Hubungan China-Rusia-AS
China dan Rusia menikmati hubungan hangat, dan pada awal Februari, kedua negara merilis pernyataan bersama yang panjang yang menegaskan kembali aliansi mereka dan menyatakan penentangan terhadap ekspansi NATO – keluhan utama Rusia yang mengarah pada invasi habis-habisan ke Ukraina.
Sementara itu, hubungan antara Washington dan Beijing telah diuji dalam beberapa tahun terakhir karena AS memprioritaskan persaingan strategis dengan China dalam kebijakan luar negerinya di bawah mantan Presiden Donald Trump, posisi yang sepenuhnya dianut oleh Joe Biden.
Di tengah upaya untuk memperbaiki hubungan AS-China, pemerintahan Biden membuat marah China ketika mendapatkan kesepakatan dengan Inggris untuk memasok Australia dengan kapal selam bertenaga nuklir tahun lalu. Biden juga telah mendorong untuk menghidupkan kembali aliansi Asia Pasifik Quad dengan India, Australia dan Jepang, dan bertemu dengan para pemimpin negara di Gedung Putih pada bulan September.

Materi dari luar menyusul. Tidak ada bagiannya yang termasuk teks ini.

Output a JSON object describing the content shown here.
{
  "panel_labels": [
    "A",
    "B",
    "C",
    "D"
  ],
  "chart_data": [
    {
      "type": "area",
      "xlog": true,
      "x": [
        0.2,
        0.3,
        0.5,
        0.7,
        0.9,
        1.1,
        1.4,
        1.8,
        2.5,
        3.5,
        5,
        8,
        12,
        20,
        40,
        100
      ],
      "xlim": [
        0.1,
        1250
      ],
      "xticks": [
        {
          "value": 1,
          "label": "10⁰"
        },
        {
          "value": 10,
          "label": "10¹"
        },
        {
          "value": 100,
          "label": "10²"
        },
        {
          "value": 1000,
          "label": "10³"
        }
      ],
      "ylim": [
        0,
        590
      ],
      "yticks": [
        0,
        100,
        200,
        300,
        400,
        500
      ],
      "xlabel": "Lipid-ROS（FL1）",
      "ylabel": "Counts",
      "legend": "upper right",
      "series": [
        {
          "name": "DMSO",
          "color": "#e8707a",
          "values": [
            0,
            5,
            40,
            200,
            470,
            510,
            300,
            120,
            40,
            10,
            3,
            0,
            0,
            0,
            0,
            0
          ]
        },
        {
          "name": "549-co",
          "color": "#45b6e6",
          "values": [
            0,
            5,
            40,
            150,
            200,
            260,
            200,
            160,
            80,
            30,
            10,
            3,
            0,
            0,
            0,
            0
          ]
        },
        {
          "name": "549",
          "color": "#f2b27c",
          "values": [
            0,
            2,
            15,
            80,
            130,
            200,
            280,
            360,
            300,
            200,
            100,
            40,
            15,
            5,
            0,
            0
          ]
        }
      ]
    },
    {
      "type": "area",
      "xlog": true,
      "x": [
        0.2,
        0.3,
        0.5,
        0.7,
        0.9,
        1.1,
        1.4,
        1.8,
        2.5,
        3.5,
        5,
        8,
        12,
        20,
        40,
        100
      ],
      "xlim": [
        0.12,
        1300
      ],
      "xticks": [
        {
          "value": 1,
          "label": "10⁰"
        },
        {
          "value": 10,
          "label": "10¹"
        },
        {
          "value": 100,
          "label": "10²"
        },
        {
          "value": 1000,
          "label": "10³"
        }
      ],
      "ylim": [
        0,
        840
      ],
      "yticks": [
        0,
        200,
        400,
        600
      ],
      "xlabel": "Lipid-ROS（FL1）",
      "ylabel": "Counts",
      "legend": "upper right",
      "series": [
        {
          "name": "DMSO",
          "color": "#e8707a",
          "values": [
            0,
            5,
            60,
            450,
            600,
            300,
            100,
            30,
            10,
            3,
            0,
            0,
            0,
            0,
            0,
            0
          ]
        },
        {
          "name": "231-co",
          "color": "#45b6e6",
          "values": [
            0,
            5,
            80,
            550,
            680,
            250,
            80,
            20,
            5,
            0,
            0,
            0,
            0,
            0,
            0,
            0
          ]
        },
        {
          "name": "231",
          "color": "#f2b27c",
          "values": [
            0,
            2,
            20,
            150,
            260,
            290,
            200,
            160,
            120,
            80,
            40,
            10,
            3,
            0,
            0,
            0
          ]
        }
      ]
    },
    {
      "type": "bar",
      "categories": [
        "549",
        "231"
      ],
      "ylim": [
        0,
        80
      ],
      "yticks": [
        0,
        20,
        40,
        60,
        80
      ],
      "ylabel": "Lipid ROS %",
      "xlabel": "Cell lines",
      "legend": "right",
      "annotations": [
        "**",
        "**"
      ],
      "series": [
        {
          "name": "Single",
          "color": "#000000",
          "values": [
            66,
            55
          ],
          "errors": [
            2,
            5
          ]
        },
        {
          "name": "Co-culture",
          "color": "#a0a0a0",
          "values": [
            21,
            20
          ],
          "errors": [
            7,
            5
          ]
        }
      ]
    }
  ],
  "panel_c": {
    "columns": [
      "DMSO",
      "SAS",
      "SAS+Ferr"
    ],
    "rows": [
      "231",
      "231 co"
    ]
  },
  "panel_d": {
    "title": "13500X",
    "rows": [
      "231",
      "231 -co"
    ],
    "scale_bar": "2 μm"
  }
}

Keempat negara tersebut merilis pernyataan bersama setelah pembicaraan yang mendukung "kebebasan, terbuka, tatanan berbasis aturan, berakar pada hukum internasional dan tidak gentar oleh paksaan" dalam sebuah pesan yang jelas kepada China, yang menanggapi dengan menegur kelompok itu sebagai "eksklusif" dan mengatakan itu "ditakdirkan untuk gagal".
Ada juga ketegangan yang meningkat antara Beijing dan Washington dan sekutunya di kawasan Asia-Pasifik – termasuk di Taiwan dan Laut China Selatan, yang terakhir diklaim China hampir seluruhnya sebagai miliknya, meskipun ada klaim yang bersaing dari negara-negara lain di kawasan itu. .
Pentagon dan anggota parlemen AS dengan jelas mengutip untuk melawan China dalam meloloskan anggaran pertahanan $ 777,7 miliar tahun ini.